Commishes get good & bad news

By Judith Pannebaker BCC Editor

Bandera County Commissioners received some good news and some bad news during their regular meeting on Thursday, March 28.

'Funds left over'

Keith Neffendorf of the Fredericksburg accounting firm Neffendorf, Knopp, Doss & Co., PC presented the findings of his firm's 2012 audit of Bandera County. To make a long story short, the news was "There were funds left over" and The county is in a strong financial position." Given the current fiscal lamentations of many towns and counties across the nation, the assessment doesn't get better than that.

Neffendorf estimated the county's income last year at a little over a million dollars, which leaves $4.6 million in the fund balance - defined as an accumulation of revenues minus expenditures.

Additionally, Neffendorf characterized the finances of the road and bridge department as "a lot stronger that other counties we do."

Bandera County's retirement expenses cost $629,377 last year, according to Neffendorf, who added, "Based on actuarial data, the state retirement fund is better off than the teachers' fund."

The only glitch in the audit - and a minor one, at that - was that two bank statements had not been reconciled in a timely manner in the office of the tax assessor-collector.

"The county's in good financial shape," Neffendorf concluded. "I just wish you could keep more of the money you have to send to the state. It would help local taxpayers if you could keep half of what is collected."

"This was a good clean audit and everyone in the county is to be commended," said Judge Richard Evans. All elected officials and department heads deserve credit for this good audit." Referring to the Eagle Ford Shale boom going on to the south of Bandera County, he noted, "We don't have oil, so we have to be fiscally conservative."

During her monthly oral activity report, EMS Director Cindy Martin told the court that a contract from the Texas Department of State Health Service (DSHS) had been delivered. "As soon as both parties sign it, we'll be able to order a new ambulance and equipment," Martin said. She estimated the ambulance would be ordered within 120 days of the paperwork being submitted to the state. "I want to thank Carol Corales for her outstanding grant writing," Martin said.

The DSHS grant of nearly $140,000 will be used to replace an ambulance that was involved in a three-vehicle accident in January. Previously, insurance had paid out $72,394 for the wrecked ambulance, which leaves the ambulance fund about $6,500 short. No doubt commissioners will address the shortfall at a future meeting.

Turning to the downside of an otherwise upbeat meeting, Architect Kenneth Burns of Burns Architecture, LLC, gave the court a bit of bad news. During his update of the proposed new animal shelter, he told commissioners that the recent request for proposals to construct the shelter had garnered only one response. That proposal topped a whopping $865,000 - well over the facility's projected budget of $200,000. "For that price, you could build an office building rather than an animal shelter," Burns said, suggesting that commissioners reject the proposal.

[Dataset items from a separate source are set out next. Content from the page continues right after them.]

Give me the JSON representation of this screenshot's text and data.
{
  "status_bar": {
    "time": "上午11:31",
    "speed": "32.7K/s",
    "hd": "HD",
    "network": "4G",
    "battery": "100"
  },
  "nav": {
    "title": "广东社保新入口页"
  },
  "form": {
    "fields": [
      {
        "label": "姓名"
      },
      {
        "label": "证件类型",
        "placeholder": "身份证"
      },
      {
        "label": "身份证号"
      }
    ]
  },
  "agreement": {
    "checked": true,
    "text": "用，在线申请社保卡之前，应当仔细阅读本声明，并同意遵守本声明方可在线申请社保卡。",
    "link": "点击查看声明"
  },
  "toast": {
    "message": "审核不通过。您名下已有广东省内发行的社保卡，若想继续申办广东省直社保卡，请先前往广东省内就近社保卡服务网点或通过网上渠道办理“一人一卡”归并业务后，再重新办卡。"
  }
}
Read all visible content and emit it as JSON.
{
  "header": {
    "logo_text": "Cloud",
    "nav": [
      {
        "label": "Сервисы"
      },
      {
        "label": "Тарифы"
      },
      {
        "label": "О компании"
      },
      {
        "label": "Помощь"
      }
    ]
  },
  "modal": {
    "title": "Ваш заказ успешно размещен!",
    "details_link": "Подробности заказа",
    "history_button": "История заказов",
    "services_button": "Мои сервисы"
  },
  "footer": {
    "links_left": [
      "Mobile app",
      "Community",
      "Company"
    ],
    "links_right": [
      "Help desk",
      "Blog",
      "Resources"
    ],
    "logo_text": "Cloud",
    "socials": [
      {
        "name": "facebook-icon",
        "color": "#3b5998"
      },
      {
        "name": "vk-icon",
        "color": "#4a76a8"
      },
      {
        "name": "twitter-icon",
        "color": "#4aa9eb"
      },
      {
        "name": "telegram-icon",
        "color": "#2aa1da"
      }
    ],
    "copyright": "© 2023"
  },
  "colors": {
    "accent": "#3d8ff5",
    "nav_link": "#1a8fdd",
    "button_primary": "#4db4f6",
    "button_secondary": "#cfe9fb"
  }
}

Precinct 2 Commissioner Bobby Harris, who is walking point on the project, said, "There is no justification for those numbers. They are way out of line." His motion to reject the sealed proposal was approved without opposition.

The proposal had been tendered by a San Antonio construction firm headquartered in Florida, Burns said. "I was disappointed that no smaller firms submitted proposals," he added.

"Do you think Eagle Ford has something to do with that?" asked Precinct 3 Commissioner Andy Wilkerson.

"You can certainly make more money working for the oil companies," Burns said. "But I'm baffled by that bid."
"Ken and I are working on alternative methods of delivery that will keep the project on budget," Harris said.

Further discussions are expected at the Thursday, April 11, meeting of commissioners court.